Il motto di Airbnb riporta ‹‹Belong anywhere››, ‹‹Sentiti a casa dovunque›› incoraggiando un servizio di condivisione tale da celebrarne la comunità, secondo un concetto di appartenenza globale.
Eppure dietro la retorica collettiva, le statistiche confermano il valore del cosiddetto core-business: pur non possedendo immobili Airbnb erige un patrimonio basato su affitti temporanei in condizione di monopolio calcolato in 30 miliardi di dollari nel 2017, ossia «una volta e mezzo la Hilton che ha 774mila camere in 4820 alberghi in tutto il mondo›› (E. OCCORSIO, Uber, Airbnb, Lufax, Lyft, Blablacar: la sharing economy vale 300 miliardi, in Repubblica.it). Eppure i dipendenti di Airbnb si attestavano su poco più di 600 unità, contro le oltre 300mila della Hilton Worldwide.
Aziende come Uber hanno sostenuto, con convincenti campagne pubblicitarie, che i loro collaboratori siano lavoratori autonomi o appaltatori indipendenti; il personale, dunque, non è in realtà il loro personale.
Tuttavia per suscitare questa convinzione e somministrarla alla platea degli utenti si è abbinato un ulteriore espediente.

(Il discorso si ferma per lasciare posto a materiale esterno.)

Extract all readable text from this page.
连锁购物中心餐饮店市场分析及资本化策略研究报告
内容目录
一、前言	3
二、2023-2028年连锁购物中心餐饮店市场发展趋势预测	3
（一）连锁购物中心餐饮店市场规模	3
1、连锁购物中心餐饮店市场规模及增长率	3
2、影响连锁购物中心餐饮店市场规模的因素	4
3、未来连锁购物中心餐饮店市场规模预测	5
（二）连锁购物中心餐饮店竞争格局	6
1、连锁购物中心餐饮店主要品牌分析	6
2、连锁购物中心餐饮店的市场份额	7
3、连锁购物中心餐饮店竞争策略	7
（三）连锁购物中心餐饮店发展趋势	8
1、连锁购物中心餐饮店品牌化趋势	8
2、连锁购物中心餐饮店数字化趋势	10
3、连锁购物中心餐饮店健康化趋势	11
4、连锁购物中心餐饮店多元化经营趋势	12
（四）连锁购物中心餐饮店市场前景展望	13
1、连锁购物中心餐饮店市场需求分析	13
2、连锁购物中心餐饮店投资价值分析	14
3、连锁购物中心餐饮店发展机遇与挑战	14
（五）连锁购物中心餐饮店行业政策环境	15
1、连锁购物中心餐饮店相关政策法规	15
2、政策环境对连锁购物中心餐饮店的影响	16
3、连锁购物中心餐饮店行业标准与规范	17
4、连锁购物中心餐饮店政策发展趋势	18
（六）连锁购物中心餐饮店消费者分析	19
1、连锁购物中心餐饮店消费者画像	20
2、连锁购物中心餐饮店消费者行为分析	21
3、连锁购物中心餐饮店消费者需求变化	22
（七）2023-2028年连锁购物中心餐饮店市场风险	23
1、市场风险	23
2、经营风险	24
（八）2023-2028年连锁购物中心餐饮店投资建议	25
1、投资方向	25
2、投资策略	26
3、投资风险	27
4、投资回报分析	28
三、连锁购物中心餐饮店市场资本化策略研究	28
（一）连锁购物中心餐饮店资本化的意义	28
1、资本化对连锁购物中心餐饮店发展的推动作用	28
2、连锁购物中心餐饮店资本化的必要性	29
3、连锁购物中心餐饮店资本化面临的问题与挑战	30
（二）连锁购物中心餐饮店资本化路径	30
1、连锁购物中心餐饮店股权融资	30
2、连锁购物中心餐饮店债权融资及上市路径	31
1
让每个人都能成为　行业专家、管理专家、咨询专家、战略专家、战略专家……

La mistificazione del rapporto di lavoro
Il Financial Times ha pubblicato e commentato, in un articolo, un documento che illustra le linee guida linguistiche di Deliveroo: ‹‹Di’ ‘fattura’ non pagare e ‘fare il log in’ e non ‘iniziare il turno’, corrieri come ‘lavoratori autonomi’›› (S. O’Connor, Deliveroo pedals the new language of the gig economy, in ft.com, 5 aprile 2017). Dal documento emerge la completa mistificazione del rapporto di lavoro in funzione di una totale deresponsabilizzazione dell’app che si accompagna ad una metodica e sistematica esaltazione del lavoro autonomo.

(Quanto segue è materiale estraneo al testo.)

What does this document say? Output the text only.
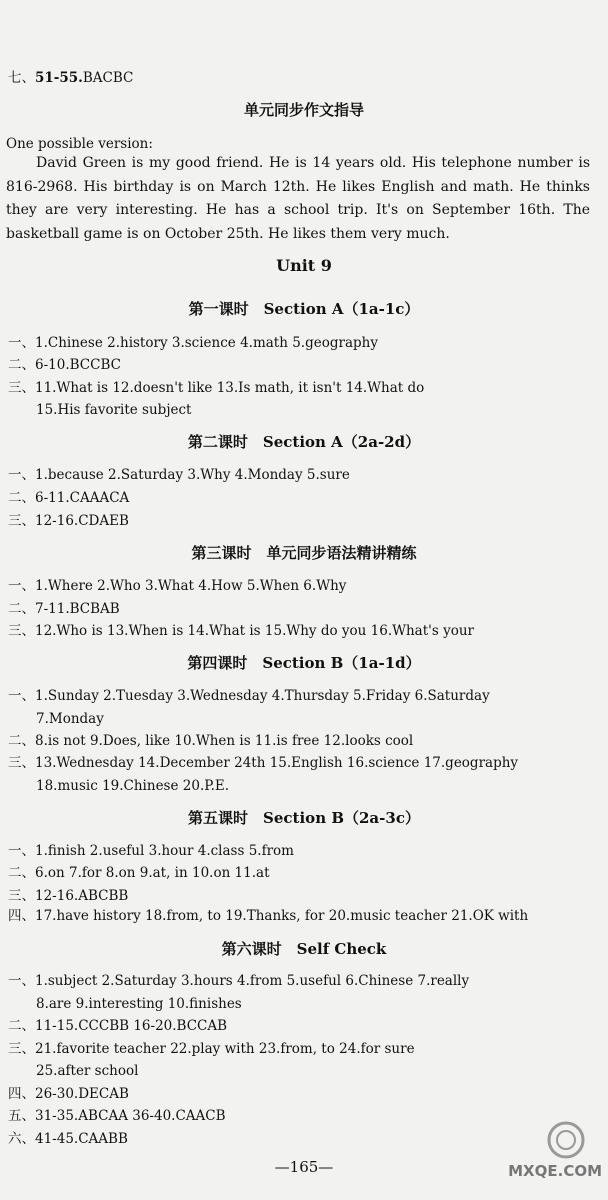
七、51-55.BACBC
单元同步作文指导
One possible version:
David Green is my good friend. He is 14 years old. His telephone number is 816-2968. His birthday is on March 12th. He likes English and math. He thinks they are very interesting. He has a school trip. It's on September 16th. The basketball game is on October 25th. He likes them very much.
Unit 9
第一课时　Section A（1a-1c）
一、1.Chinese 2.history 3.science 4.math 5.geography
二、6-10.BCCBC
三、11.What is 12.doesn't like 13.Is math, it isn't 14.What do
15.His favorite subject
第二课时　Section A（2a-2d）
一、1.because 2.Saturday 3.Why 4.Monday 5.sure
二、6-11.CAAACA
三、12-16.CDAEB
第三课时　单元同步语法精讲精练
一、1.Where 2.Who 3.What 4.How 5.When 6.Why
二、7-11.BCBAB
三、12.Who is 13.When is 14.What is 15.Why do you 16.What's your
第四课时　Section B（1a-1d）
一、1.Sunday 2.Tuesday 3.Wednesday 4.Thursday 5.Friday 6.Saturday
7.Monday
二、8.is not 9.Does, like 10.When is 11.is free 12.looks cool
三、13.Wednesday 14.December 24th 15.English 16.science 17.geography
18.music 19.Chinese 20.P.E.
第五课时　Section B（2a-3c）
一、1.finish 2.useful 3.hour 4.class 5.from
二、6.on 7.for 8.on 9.at, in 10.on 11.at
三、12-16.ABCBB
四、17.have history 18.from, to 19.Thanks, for 20.music teacher 21.OK with
第六课时　Self Check
一、1.subject 2.Saturday 3.hours 4.from 5.useful 6.Chinese 7.really
8.are 9.interesting 10.finishes
二、11-15.CCCBB 16-20.BCCAB
三、21.favorite teacher 22.play with 23.from, to 24.for sure
25.after school
四、26-30.DECAB
五、31-35.ABCAA 36-40.CAACB
六、41-45.CAABB
—165—	MXQE.COM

Le app classificano, dunque, spesso gli utenti come ‘self-employed’, dipendenti di se stessi, nonostante diverse interrogazioni giurisprudenziali, internazionali e non, stiano inquisendo circa le modalità dell’esercizio del potere di controllo e modulazione della prestazione, per poter continuare a trattarli come indipendenti. C’è, infatti, come è stato già sottolineato in alcuni corti spagnole, un eccessivo controllo per definirli solo “indipendent contractors”.
Il rischio di questa retrocessione della contrattualizzazione e regolamentazione del lavoro digitale, taciuto dalla retorica dell’imprenditore di se stesso, occulterebbe quindi alcune forme di sfruttamento di lavoratori che risultano privi di forme di tutela e, ancor prima, di qualsiasi riconoscibilità nell’attuale mercato del lavoro, in cui l’intermediazione digitale ha sfumato e depotenziato anche l’intermediazione fisica in termini di contrattazione collettiva a livello aziendale e nazionale.

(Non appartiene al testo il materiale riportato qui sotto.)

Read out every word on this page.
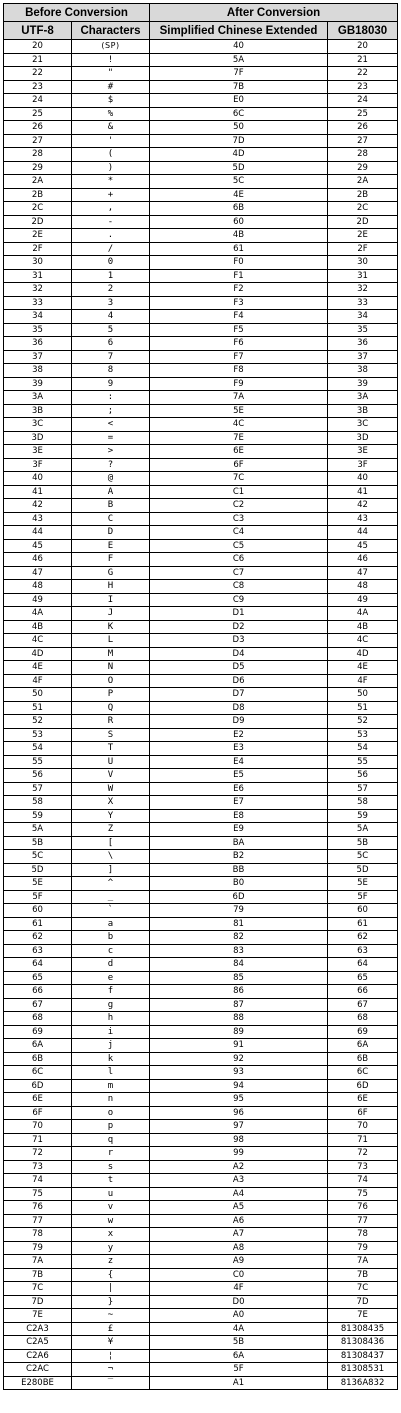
Before Conversion		After Conversion	
UTF-8	Characters	Simplified Chinese Extended	GB18030
20	(SP)	40	20
21	!	5A	21
22	"	7F	22
23	#	7B	23
24	$	E0	24
25	%	6C	25
26	&	50	26
27	'	7D	27
28	(	4D	28
29	)	5D	29
2A	*	5C	2A
2B	+	4E	2B
2C	,	6B	2C
2D	-	60	2D
2E	.	4B	2E
2F	/	61	2F
30	0	F0	30
31	1	F1	31
32	2	F2	32
33	3	F3	33
34	4	F4	34
35	5	F5	35
36	6	F6	36
37	7	F7	37
38	8	F8	38
39	9	F9	39
3A	:	7A	3A
3B	;	5E	3B
3C	<	4C	3C
3D	=	7E	3D
3E	>	6E	3E
3F	?	6F	3F
40	@	7C	40
41	A	C1	41
42	B	C2	42
43	C	C3	43
44	D	C4	44
45	E	C5	45
46	F	C6	46
47	G	C7	47
48	H	C8	48
49	I	C9	49
4A	J	D1	4A
4B	K	D2	4B
4C	L	D3	4C
4D	M	D4	4D
4E	N	D5	4E
4F	O	D6	4F
50	P	D7	50
51	Q	D8	51
52	R	D9	52
53	S	E2	53
54	T	E3	54
55	U	E4	55
56	V	E5	56
57	W	E6	57
58	X	E7	58
59	Y	E8	59
5A	Z	E9	5A
5B	[	BA	5B
5C	\	B2	5C
5D	]	BB	5D
5E	^	B0	5E
5F	_	6D	5F
60	`	79	60
61	a	81	61
62	b	82	62
63	c	83	63
64	d	84	64
65	e	85	65
66	f	86	66
67	g	87	67
68	h	88	68
69	i	89	69
6A	j	91	6A
6B	k	92	6B
6C	l	93	6C
6D	m	94	6D
6E	n	95	6E
6F	o	96	6F
70	p	97	70
71	q	98	71
72	r	99	72
73	s	A2	73
74	t	A3	74
75	u	A4	75
76	v	A5	76
77	w	A6	77
78	x	A7	78
79	y	A8	79
7A	z	A9	7A
7B	{	C0	7B
7C	|	4F	7C
7D	}	D0	7D
7E	~	A0	7E
C2A3	£	4A	81308435
C2A5	¥	5B	81308436
C2A6	¦	6A	81308437
C2AC	¬	5F	81308531
E280BE	‾	A1	8136A832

Lavoro via app: liberazione o sfruttamento?
Il ruolo della tecnologia non è e non può essere quello di strumento di liberazione del lavoro qualora la sua portata emancipatoria svanisca nella deregulation e nello sfruttamento che spesso appare insito nel privilegio dell’autoimprenditorialità via app.
Il nuovo paradigma di impresa e di imprenditore sembra aver traslato la classica estrazione di valore sull’esistenza stessa delle persone che divengono esse stesse “imprese”.
In questo contesto di capitalismo pervasivo l’automazione e la parcellizzazione della prestazione da un lato hanno sminuito l’attività umana ai fini produttivi nella distribuzione e commercializzazione di beni e servizi just in time, dall’altro hanno reso tutti i lavoratori indistintamente self-made man, con i correlati rischi di precarizzazione, instabilità e assenza della possibilità di disconnettersi efficacemente.
Se le condizioni di lavoro restano assorbite nell’ambito della contrattazione fra pari così come si suppone che sia la contrattazione con gli imprenditori fra imprenditori: ciò significa per i falsi imprenditori di se stessi, vittime più o meno consapevoli della retorica del self-made man on demand, che il rischio della cosiddetta self-exploitation non rimane trascurabile. Nondimeno, non essendo inquadrati come lavoratori dipendenti, questi microimprenditori on-demand che accedono alle apps, non godono dei diritti e delle prerogative connesse al diritto del lavoro, ma tutt’al più dei diritti e delle qualità connesse al diritto commerciale sull’impresa e l’imprenditore.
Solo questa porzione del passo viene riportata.